Until a few days ago, Dean was the Southern, sixty-something host of a popular cooking show on The Food Channel. Some combo of her emails, transcripts, and audio-recordings recently surfaced, materials filled with racial epitaphs. Pre-twitter, you would have never heard that story. It would have been buried inside an industry-specific periodical or local paper. Now, thanks in part to Twitter, most everything is national or international.
Pre-twitter, Dean would have been in human resources hot water. She would have been required to attend diversity training workshops and probably been placed on some sort of probation. But given her show’s advertising revenue stream, the suits in charge would not have fired her. However, when the Twitter wave turned large and angry enough, the suits sacrificed her job on the altar of electronic public opinion.

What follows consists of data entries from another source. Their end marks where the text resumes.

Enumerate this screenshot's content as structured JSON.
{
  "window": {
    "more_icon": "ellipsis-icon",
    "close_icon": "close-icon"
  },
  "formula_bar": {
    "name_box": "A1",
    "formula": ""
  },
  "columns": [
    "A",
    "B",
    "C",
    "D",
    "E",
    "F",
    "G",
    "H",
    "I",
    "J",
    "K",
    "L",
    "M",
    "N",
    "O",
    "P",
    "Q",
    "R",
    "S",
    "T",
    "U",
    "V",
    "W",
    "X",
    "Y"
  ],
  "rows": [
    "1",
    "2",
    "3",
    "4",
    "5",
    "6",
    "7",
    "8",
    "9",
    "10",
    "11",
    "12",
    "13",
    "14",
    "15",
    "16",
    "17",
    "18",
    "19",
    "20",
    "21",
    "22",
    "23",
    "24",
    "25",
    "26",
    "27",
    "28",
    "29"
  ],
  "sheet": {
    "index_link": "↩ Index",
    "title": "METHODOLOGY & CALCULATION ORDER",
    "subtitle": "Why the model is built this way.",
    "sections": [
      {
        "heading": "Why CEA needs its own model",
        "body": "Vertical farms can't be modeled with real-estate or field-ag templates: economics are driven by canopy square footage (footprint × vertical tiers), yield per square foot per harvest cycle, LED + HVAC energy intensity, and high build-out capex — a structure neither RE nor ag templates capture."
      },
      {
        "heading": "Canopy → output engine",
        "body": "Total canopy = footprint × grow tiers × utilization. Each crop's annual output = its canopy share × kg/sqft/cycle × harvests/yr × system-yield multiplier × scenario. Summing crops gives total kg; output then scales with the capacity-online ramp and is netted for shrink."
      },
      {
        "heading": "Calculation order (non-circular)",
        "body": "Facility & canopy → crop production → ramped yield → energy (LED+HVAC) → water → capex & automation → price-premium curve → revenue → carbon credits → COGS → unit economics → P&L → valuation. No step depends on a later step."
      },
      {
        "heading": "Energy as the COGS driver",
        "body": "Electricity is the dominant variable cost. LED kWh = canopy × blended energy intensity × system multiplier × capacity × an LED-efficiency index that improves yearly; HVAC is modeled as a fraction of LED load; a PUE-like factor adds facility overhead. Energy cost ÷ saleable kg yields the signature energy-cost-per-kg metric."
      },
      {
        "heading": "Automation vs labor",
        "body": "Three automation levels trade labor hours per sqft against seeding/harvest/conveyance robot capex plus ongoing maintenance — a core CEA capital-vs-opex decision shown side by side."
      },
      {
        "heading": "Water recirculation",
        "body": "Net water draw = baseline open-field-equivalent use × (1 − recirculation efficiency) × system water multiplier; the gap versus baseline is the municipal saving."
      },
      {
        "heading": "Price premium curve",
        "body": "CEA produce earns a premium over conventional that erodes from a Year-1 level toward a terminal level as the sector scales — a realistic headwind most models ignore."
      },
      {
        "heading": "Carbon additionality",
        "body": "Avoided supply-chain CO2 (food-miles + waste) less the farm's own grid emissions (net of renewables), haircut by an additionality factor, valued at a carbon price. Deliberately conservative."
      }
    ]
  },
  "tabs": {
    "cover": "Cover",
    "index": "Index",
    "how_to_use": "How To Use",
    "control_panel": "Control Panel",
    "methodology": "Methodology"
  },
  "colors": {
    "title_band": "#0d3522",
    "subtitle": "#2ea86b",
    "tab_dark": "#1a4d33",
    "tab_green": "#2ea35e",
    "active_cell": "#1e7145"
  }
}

What happened to Deen on Twitter reminds me of what happened in the public schools I attended in my youth whenever fist fights broke out. All of us went Pavlovian and immediately ran towards them. The mob mentality of our youth is alive and well on Twitter. Now that we’re adults, we’re still running towards fights, we’re just using Twitter applications to do it. The first to arrive on the scene are immediately outraged. Then independent of much meaningful knowledge of the case, Twitter friends and acquaintances figure they’ll be outraged too. You know, solidarity.
Read about another equally illuminating recent example of this phenomenon here. In both of these cases, the perps hurriedly offered heartfelt apologizes, which on Twitter, only fueled the fire of people’s disgust. Whenever an electronic mob gains sufficient momentum a tipping point occurs where the suits decide the potential long-term damage to their brand’s image is greater than the short-term financial rewards of the pre-crisis advertising revenue. At which point, the Deens of the world can prostrate themselves in front of news cameras all they want. They’re dead men and women walking.
The electronic mob forms so quick there’s no due process for the “defendant”. Perception is reality, whether it’s the least bit accurate. No need to try explaining. Don’t let the door hit you on the way out.
It also squelches reflection and meaningful dialogue about class, race, gender, sexual orientation—diversity in all its forms. We still have a lot to learn about how to live together peacefully. When hateful and hurtful private thoughts or words are made public we should take the time to talk to one another about where the hate comes from, why it’s so hurtful, and what might be done to right the wrong.